Article rédigé par Mathieu Chassignet : chef de projet Ecobonus mobilité, Métropole Européenne de Lille

Multiplier par 4 la pratique du vélo signifie passer de 2,5% à 10% de part modale, soit un gain de 7,5 points. La mise en place simultanée en 2019 de 3 actions d’envergure et réclamées par de nombreux acteurs du vélo permettrait d’atteindre cet objectif :

  • La création d’un Fonds vélo pour cofinancer les infrastructures cyclables des collectivités et doté de 200 millions d’€ par an
  • La généralisation de l’indemnité kilométrique vélo (IKV) à tous les employeurs publics et privés, avec un plafond de 35 € / mois
  • Le rétablissement d’une aide à l’achat de vélos à assistance électrique (VAE) attractive

Le coût pour les finances publiques est évalué à 500 millions d’€ par an. Au total sur 5 ans, le coût serait donc de 2,5 milliard d’€, soit un coût de 335 millions d’€ pour chaque point de part modale gagné. Ce coût reste très limité par rapport au coût d’une politique qui permettrait de gagner un point de part modale des transports collectifs ou de la voiture électrique par exemple.

Comme cela a été souligné dans une tribune récente signée par plus de 200 parlementaires, la France a vingt ans de retard par rapport à d’autres pays européens en matière de politique cyclable. La mise en œuvre conjointe de ces 3 mesures (notons que cela n’a jamais été fait dans aucun pays) permettra, en 5 ans, de rattraper ce retard et de se rapprocher de la part modale vélo constatée aujourd’hui dans des pays comme l’Allemagne ou la Belgique.

Création d’un Fonds vélo doté de 200 millions d’€ par an

Impact : multiplication par 2 de la part modale du vélo pour tous les motifs de déplacement

Coût pour l’Etat : 200 M€ par an

Ce Fonds vélo permettrait de cofinancer les infrastructures cyclables mises en place par les collectivités : réseau cyclable structurant, résorption des coupures urbaines, déploiement massif de stationnement vélo dans les gares, etc. Dans un premier temps, une logique de territoires pilotes pourrait être pertinente pour mettre en avant les meilleures pratiques et les disséminer sur l’ensemble du territoire national.

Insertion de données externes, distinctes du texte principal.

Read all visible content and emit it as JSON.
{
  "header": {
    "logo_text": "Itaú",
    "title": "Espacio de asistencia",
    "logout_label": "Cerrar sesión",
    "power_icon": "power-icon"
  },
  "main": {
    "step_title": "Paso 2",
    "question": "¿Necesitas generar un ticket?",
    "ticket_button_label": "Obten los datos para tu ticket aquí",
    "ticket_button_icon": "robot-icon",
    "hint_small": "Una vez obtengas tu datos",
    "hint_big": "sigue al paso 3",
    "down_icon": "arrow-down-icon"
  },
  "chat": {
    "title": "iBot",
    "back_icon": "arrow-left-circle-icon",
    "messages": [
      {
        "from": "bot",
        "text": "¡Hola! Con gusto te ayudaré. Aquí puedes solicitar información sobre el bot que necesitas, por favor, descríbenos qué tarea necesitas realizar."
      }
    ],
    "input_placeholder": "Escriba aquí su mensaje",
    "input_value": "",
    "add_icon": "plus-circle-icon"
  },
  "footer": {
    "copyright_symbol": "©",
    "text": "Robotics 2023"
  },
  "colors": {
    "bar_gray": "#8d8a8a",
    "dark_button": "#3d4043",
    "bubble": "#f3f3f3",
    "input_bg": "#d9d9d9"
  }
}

On estime que l’effet de cette mesure serait comparable à ce qu’on observe dans les agglomérations qui ont récemment amélioré leur réseau cyclable, notamment :

  • Grand Lyon : +14 % par an depuis 2010
  • Rennes Métropole : +35 % en 2 ans (2017 par rapport à 2015)
  • Bordeaux Métropole : +11 % en 2015 et 2016, +12% en 2017
  • Métropole Européenne de Lille : +20% environ en 2016 puis en 2017
  • Paris : + 13% en 2016

Une moyenne semble se dégager autour de +12% à +18% par an pour ces agglomérations dans les années récentes. Ces collectivités atteignent le montant recommandé par le Club des villes et territoires cyclables (CVTC) d’un budget de 10 € par habitant et par an pour leur politique cyclable. Un Fonds vélo doté de 200 M€ par an signifie 3 € par français et par an. Le montant moyen alloué à la politique cyclable par les collectivités françaises était en 2016 de 7,7 € par habitant et par an (Les politiques en faveur des piétons et des cyclistes dans les villes, CVTC, 2016). Le Fonds vélo permettra d’atteindre le seuil des 10 €, voire de le dépasser significativement en tenant compte d’un possible effet de levier de l’aide (le Fonds vélo financerait une partie seulement des projets).

En partant de l’hypothèse basse de +12% et en considérant que l’effet du Fonds vélo sera similaire en moyenne nationale à ce qu’on observe dans ces agglomérations, on obtient un doublement de la pratique en 2024.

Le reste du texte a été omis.